With 40 and 46 in hand, the critical Stille–Migita coupling was performed under conditions previously developed in this laboratory for fragile polyunsaturated compounds and other demanding cases. ^[65] It is the combination of Pd(PPh₃)₄ as catalyst with CuTC as promotor and [Ph₂PO₂][NBu₄] as an effective yet essentially neutral tin scavenger that allowed the reaction to proceed even at 0 °C such that the configurational integrity of all stereochemical elements was preserved.[ ^13c , ⁶⁶ ] The remaining TBS ether in the resulting product was instantly deprotected with TASF in aqueous DMF; although these conditions are known as particularly mild, ^[67] we observed partial hydrolysis of the ketal. In the present context, this unexpected outcome was deemed a fortuitous coincidence as it furnished synthetic formosalide A (1) and (2) in a single operation for independent comparison with the spectra of the natural products. As forecasted by the model compound 32, the recorded NMR data of synthetic 2 were in excellent agreement with those of the authentic formosalide B reported in the literature. The comparison of synthetic 1 with formosalide A proved more difficult because this compound shows an interesting behavior in that the NMR spectrum is not static: a gentle drift of the ¹³C NMR signals with time and concentration is observed (see the SI), which is tentatively ascribed to slow conformational changes that come along with reorganization of the peripheral hydrogen bonding network. This phenomenon is well documented for polyhydroxylated macrocycles; ^[68] despite the slight fuzziness, the match between recorded and reported data can rightfully be regarded as excellent too. Moreover, the sign and magnitude of the [α]_D value of both compounds also correspond well to those of the natural products (see the SI). ^[9]

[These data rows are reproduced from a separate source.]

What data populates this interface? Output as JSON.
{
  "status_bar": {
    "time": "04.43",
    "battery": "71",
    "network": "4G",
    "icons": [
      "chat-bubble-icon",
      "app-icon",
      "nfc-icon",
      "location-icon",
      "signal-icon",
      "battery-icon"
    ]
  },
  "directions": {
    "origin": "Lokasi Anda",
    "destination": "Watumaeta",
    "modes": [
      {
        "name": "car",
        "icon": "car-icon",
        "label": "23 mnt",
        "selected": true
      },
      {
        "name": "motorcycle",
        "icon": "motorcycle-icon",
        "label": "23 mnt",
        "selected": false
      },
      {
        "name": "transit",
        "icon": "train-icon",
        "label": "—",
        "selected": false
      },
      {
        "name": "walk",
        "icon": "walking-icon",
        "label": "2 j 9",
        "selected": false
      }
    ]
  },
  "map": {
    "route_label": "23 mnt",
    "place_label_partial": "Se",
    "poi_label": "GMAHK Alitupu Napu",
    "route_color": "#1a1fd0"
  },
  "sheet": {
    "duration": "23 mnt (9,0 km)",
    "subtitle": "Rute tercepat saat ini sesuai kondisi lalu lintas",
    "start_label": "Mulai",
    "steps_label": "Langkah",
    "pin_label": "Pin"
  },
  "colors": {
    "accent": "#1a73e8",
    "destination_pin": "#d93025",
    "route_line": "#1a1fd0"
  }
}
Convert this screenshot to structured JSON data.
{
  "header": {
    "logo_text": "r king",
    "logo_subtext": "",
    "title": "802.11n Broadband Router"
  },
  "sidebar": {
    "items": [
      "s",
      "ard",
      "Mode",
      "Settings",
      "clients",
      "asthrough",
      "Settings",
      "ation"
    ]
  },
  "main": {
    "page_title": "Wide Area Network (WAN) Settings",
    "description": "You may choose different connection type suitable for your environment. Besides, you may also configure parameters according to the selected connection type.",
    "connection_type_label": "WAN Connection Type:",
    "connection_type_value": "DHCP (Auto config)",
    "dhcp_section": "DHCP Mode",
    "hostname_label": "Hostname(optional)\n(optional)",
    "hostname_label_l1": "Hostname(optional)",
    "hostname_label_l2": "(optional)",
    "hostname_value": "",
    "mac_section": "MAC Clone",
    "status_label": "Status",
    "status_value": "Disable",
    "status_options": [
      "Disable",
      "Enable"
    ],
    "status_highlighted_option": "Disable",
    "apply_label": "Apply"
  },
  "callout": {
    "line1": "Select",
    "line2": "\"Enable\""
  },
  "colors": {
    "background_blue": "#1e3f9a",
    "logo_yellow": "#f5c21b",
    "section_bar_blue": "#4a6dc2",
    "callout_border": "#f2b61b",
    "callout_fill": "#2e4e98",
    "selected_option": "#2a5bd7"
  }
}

Therefore, we claim with confidence that the relative and absolute configuration of formosalide A and B are correctly described by structures 1 and 2, respectively. The project had originally been designed to cover the entire ensemble of eight conceivable isomers, as required for an ultimate proof. For favorable circumstances, however, the preparation of three model compounds ^[58] and of a single product diastereomer sufficed to make a convincing case, allowing us to establish the most likely stereostructure of these marine natural products. The project bears witness of the excellent level of contemporary catalyst‐controlled asymmetric synthesis as well as of the great strides that macrocycle formation owes the advent of metathesis in general and RCAM in particular. These methods form a sound basis for future forays of our laboratory into transannular chemistry, a highly promising field in which a similar level of confidence has yet to be attained.